# 3 unidentified cichlids.... help!!!!



## cs9584 (Aug 23, 2010)

i feel like an airhead... i got home with this fish and completely forgot what the guy at the lfs told me it was... this one is about 3 in and is a male... but there was a beautifully colored adult male that was about 7 in long.... mostly blue body with sort of an orange head and white tipping his dorsal fin...

















The guy at my lfs told me this was a female red top hongi but i have red tops and this is definitely not what a female looks like... any ideas?

















The guy at my lfs told me (and they were labeled) Blue Johanni... but i read up on them and found that females are yellow/orange... i asked him to get me a mix of male/female... but mine are all blue... so are they all male? or are they all a different species maybe? sorry about the blurry pics here... the little guys wouldnt stop movin!!!!  !


----------



## noki (Jun 13, 2003)

1st is Copidichromis borleyi "Red Fin Kadango" 
http://www.cichlid-forum.com/profiles/species.php?id=1009

2nd looks more like Cynotilapia afra. Probably not Red Top Hongi. There are fish sold as Red Top Chimate/and or Dwarf Afra that have the bars go into the dorsal like that. Maybe he is getting them confused. Pic of male Afra below.

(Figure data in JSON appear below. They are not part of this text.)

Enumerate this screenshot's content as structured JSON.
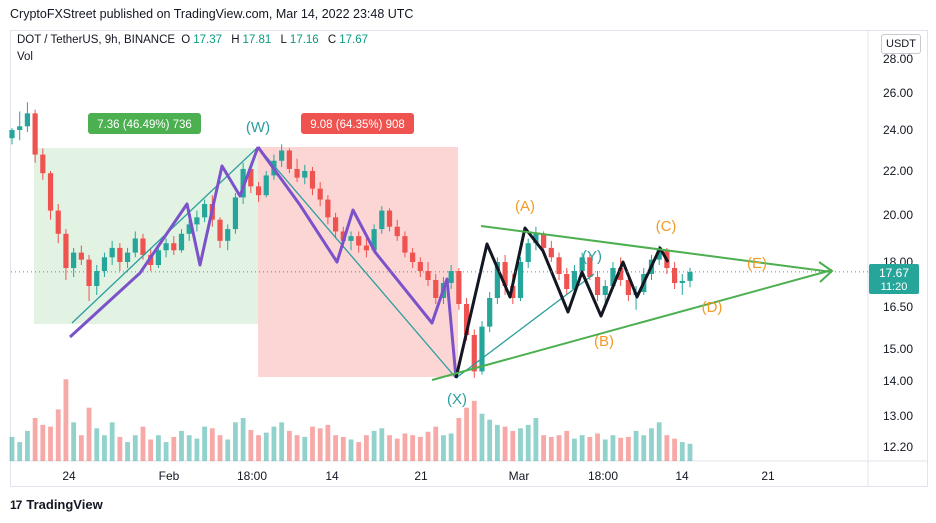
{
  "header": {
    "published": "CryptoFXStreet published on TradingView.com, Mar 14, 2022 23:48 UTC"
  },
  "legend": {
    "symbol": "DOT / TetherUS, 9h, BINANCE",
    "o_label": "O",
    "o": "17.37",
    "h_label": "H",
    "h": "17.81",
    "l_label": "L",
    "l": "17.16",
    "c_label": "C",
    "c": "17.67",
    "vol": "Vol"
  },
  "currency_button": "USDT",
  "footer": {
    "brand": "TradingView",
    "logo": "17"
  },
  "colors": {
    "up": "#26a69a",
    "down": "#ef5350",
    "wave": "#7b52c9",
    "trend": "#4caf50",
    "label_orange": "#f29b27",
    "label_teal": "#2a9d9f"
  },
  "chart_data": {
    "type": "candlestick",
    "xlabels": [
      "24",
      "Feb",
      "18:00",
      "14",
      "21",
      "Mar",
      "18:00",
      "14",
      "21"
    ],
    "ylabels": [
      "28.00",
      "26.00",
      "24.00",
      "22.00",
      "20.00",
      "18.00",
      "16.50",
      "15.00",
      "14.00",
      "13.00",
      "12.20"
    ],
    "last_price": "17.67",
    "countdown": "11:20",
    "measure_boxes": [
      {
        "text": "7.36 (46.49%) 736",
        "color": "#4caf50"
      },
      {
        "text": "9.08 (64.35%) 908",
        "color": "#ef5350"
      }
    ],
    "wave_labels": [
      {
        "text": "(W)",
        "color": "#2a9d9f"
      },
      {
        "text": "(X)",
        "color": "#2a9d9f"
      },
      {
        "text": "(A)",
        "color": "#f29b27"
      },
      {
        "text": "(B)",
        "color": "#f29b27"
      },
      {
        "text": "(Y)",
        "color": "#2a9d9f"
      },
      {
        "text": "(C)",
        "color": "#f29b27"
      },
      {
        "text": "(D)",
        "color": "#f29b27"
      },
      {
        "text": "(E)",
        "color": "#f29b27"
      }
    ],
    "candles": [
      [
        23.6,
        24.1,
        23.3,
        24.0
      ],
      [
        24.0,
        25.0,
        23.5,
        24.2
      ],
      [
        24.2,
        25.5,
        23.9,
        24.9
      ],
      [
        24.9,
        25.1,
        22.4,
        22.8
      ],
      [
        22.8,
        23.1,
        21.6,
        21.9
      ],
      [
        21.9,
        22.0,
        19.8,
        20.2
      ],
      [
        20.2,
        20.5,
        18.8,
        19.2
      ],
      [
        19.2,
        19.4,
        17.4,
        17.8
      ],
      [
        17.8,
        18.6,
        17.5,
        18.4
      ],
      [
        18.4,
        18.7,
        17.9,
        18.1
      ],
      [
        18.1,
        18.3,
        16.7,
        17.2
      ],
      [
        17.2,
        17.9,
        16.9,
        17.7
      ],
      [
        17.7,
        18.4,
        17.5,
        18.2
      ],
      [
        18.2,
        18.9,
        17.9,
        18.6
      ],
      [
        18.6,
        18.8,
        17.7,
        18.0
      ],
      [
        18.0,
        18.6,
        17.8,
        18.4
      ],
      [
        18.4,
        19.3,
        18.2,
        19.0
      ],
      [
        19.0,
        19.2,
        18.1,
        18.3
      ],
      [
        18.3,
        18.6,
        17.7,
        17.9
      ],
      [
        17.9,
        18.7,
        17.8,
        18.5
      ],
      [
        18.5,
        19.0,
        18.2,
        18.8
      ],
      [
        18.8,
        19.1,
        18.3,
        18.5
      ],
      [
        18.5,
        19.4,
        18.4,
        19.2
      ],
      [
        19.2,
        19.9,
        18.9,
        19.6
      ],
      [
        19.6,
        20.2,
        19.3,
        19.9
      ],
      [
        19.9,
        20.7,
        19.7,
        20.5
      ],
      [
        20.5,
        20.9,
        19.5,
        19.8
      ],
      [
        19.8,
        19.9,
        18.6,
        18.9
      ],
      [
        18.9,
        19.6,
        18.5,
        19.4
      ],
      [
        19.4,
        21.0,
        19.2,
        20.8
      ],
      [
        20.8,
        22.4,
        20.5,
        22.1
      ],
      [
        22.1,
        22.3,
        21.0,
        21.3
      ],
      [
        21.3,
        21.5,
        20.6,
        20.9
      ],
      [
        20.9,
        22.0,
        20.8,
        21.8
      ],
      [
        21.8,
        22.8,
        21.6,
        22.5
      ],
      [
        22.5,
        23.3,
        22.2,
        23.0
      ],
      [
        23.0,
        23.1,
        21.9,
        22.1
      ],
      [
        22.1,
        22.6,
        21.5,
        21.7
      ],
      [
        21.7,
        22.3,
        21.4,
        22.0
      ],
      [
        22.0,
        22.2,
        20.9,
        21.2
      ],
      [
        21.2,
        21.5,
        20.4,
        20.7
      ],
      [
        20.7,
        20.9,
        19.6,
        19.9
      ],
      [
        19.9,
        20.1,
        19.0,
        19.3
      ],
      [
        19.3,
        19.5,
        18.6,
        18.9
      ],
      [
        18.9,
        19.3,
        18.5,
        19.1
      ],
      [
        19.1,
        19.3,
        18.4,
        18.7
      ],
      [
        18.7,
        19.0,
        18.2,
        18.5
      ],
      [
        18.5,
        19.6,
        18.4,
        19.4
      ],
      [
        19.4,
        20.4,
        19.2,
        20.2
      ],
      [
        20.2,
        20.3,
        19.3,
        19.5
      ],
      [
        19.5,
        19.8,
        18.9,
        19.1
      ],
      [
        19.1,
        19.3,
        18.2,
        18.4
      ],
      [
        18.4,
        18.6,
        17.8,
        18.0
      ],
      [
        18.0,
        18.2,
        17.5,
        17.7
      ],
      [
        17.7,
        18.0,
        17.2,
        17.4
      ],
      [
        17.4,
        17.6,
        16.6,
        16.8
      ],
      [
        16.8,
        17.5,
        16.6,
        17.3
      ],
      [
        17.3,
        17.9,
        17.1,
        17.7
      ],
      [
        17.7,
        17.8,
        16.4,
        16.6
      ],
      [
        16.6,
        16.8,
        15.3,
        15.5
      ],
      [
        15.5,
        15.7,
        14.1,
        14.3
      ],
      [
        14.3,
        16.0,
        14.2,
        15.8
      ],
      [
        15.8,
        17.0,
        15.6,
        16.8
      ],
      [
        16.8,
        18.2,
        16.6,
        18.0
      ],
      [
        18.0,
        18.3,
        16.9,
        17.2
      ],
      [
        17.2,
        17.6,
        16.6,
        16.8
      ],
      [
        16.8,
        18.2,
        16.7,
        18.0
      ],
      [
        18.0,
        19.0,
        17.8,
        18.8
      ],
      [
        18.8,
        19.5,
        18.5,
        19.2
      ],
      [
        19.2,
        19.3,
        18.4,
        18.6
      ],
      [
        18.6,
        18.9,
        18.0,
        18.2
      ],
      [
        18.2,
        18.4,
        17.4,
        17.6
      ],
      [
        17.6,
        17.8,
        16.9,
        17.1
      ],
      [
        17.1,
        17.9,
        17.0,
        17.7
      ],
      [
        17.7,
        18.4,
        17.5,
        18.2
      ],
      [
        18.2,
        18.3,
        17.4,
        17.5
      ],
      [
        17.5,
        17.7,
        16.7,
        16.9
      ],
      [
        16.9,
        17.4,
        16.6,
        17.2
      ],
      [
        17.2,
        18.0,
        17.1,
        17.8
      ],
      [
        17.8,
        18.2,
        17.2,
        17.4
      ],
      [
        17.4,
        17.6,
        16.7,
        16.9
      ],
      [
        16.9,
        17.2,
        16.4,
        17.0
      ],
      [
        17.0,
        17.8,
        16.9,
        17.6
      ],
      [
        17.6,
        18.3,
        17.4,
        18.1
      ],
      [
        18.1,
        18.7,
        17.9,
        18.5
      ],
      [
        18.5,
        18.6,
        17.6,
        17.8
      ],
      [
        17.8,
        18.0,
        17.1,
        17.3
      ],
      [
        17.3,
        17.6,
        16.9,
        17.37
      ],
      [
        17.37,
        17.81,
        17.16,
        17.67
      ]
    ],
    "volumes": [
      0.28,
      0.22,
      0.35,
      0.5,
      0.42,
      0.4,
      0.6,
      0.95,
      0.45,
      0.3,
      0.62,
      0.38,
      0.3,
      0.45,
      0.28,
      0.22,
      0.3,
      0.4,
      0.25,
      0.3,
      0.22,
      0.28,
      0.35,
      0.3,
      0.26,
      0.4,
      0.38,
      0.3,
      0.25,
      0.45,
      0.5,
      0.36,
      0.3,
      0.33,
      0.4,
      0.45,
      0.35,
      0.3,
      0.28,
      0.4,
      0.38,
      0.42,
      0.3,
      0.28,
      0.25,
      0.22,
      0.3,
      0.35,
      0.38,
      0.3,
      0.26,
      0.32,
      0.3,
      0.28,
      0.34,
      0.4,
      0.3,
      0.32,
      0.5,
      0.62,
      0.7,
      0.55,
      0.48,
      0.42,
      0.4,
      0.35,
      0.38,
      0.42,
      0.5,
      0.3,
      0.28,
      0.3,
      0.35,
      0.26,
      0.3,
      0.28,
      0.32,
      0.25,
      0.3,
      0.27,
      0.28,
      0.35,
      0.3,
      0.38,
      0.45,
      0.3,
      0.26,
      0.22,
      0.2
    ]
  }
}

3rd is the so called Electric blue johanni. Not the same as the real species Johanni as females are never solid yellow/orange. More like Maingano, but then they are probably a mix anyway, which are common.


----------



## cs9584 (Aug 23, 2010)

thanks!!! :thumb:


----------



## 24Tropheus (Jun 21, 2006)

cs9584 said:


> i feel like an airhead... i got home with this fish and completely forgot what the guy at the lfs told me it was... this one is about 3 in and is a male... but there was a beautifully colored adult male that was about 7 in long.... mostly blue body with sort of an orange head and white tipping his dorsal fin...
> 
> 
> 
> ...


Hard one. LFS guys yep not reliable at the best of times and yours has sold you some real crackers. :lol:

The melanochromis guy is prob one of the may Melanochromis hybrids in LFSs. Kind of not identifieable as a species as it is not a single species. Guess it has some Melanochromis cyaneorhabdos in him but may well not be pure. The common name Blue Johanni is kind of a clue. Those selling pure guys generaly label em up with the proper name. There is prob no comeback as yep looks just like most LFS "Blue Johannis" to me.

Kind of afraid you got the usual bunch of common hybrids you get from a LFS.

All the best James


----------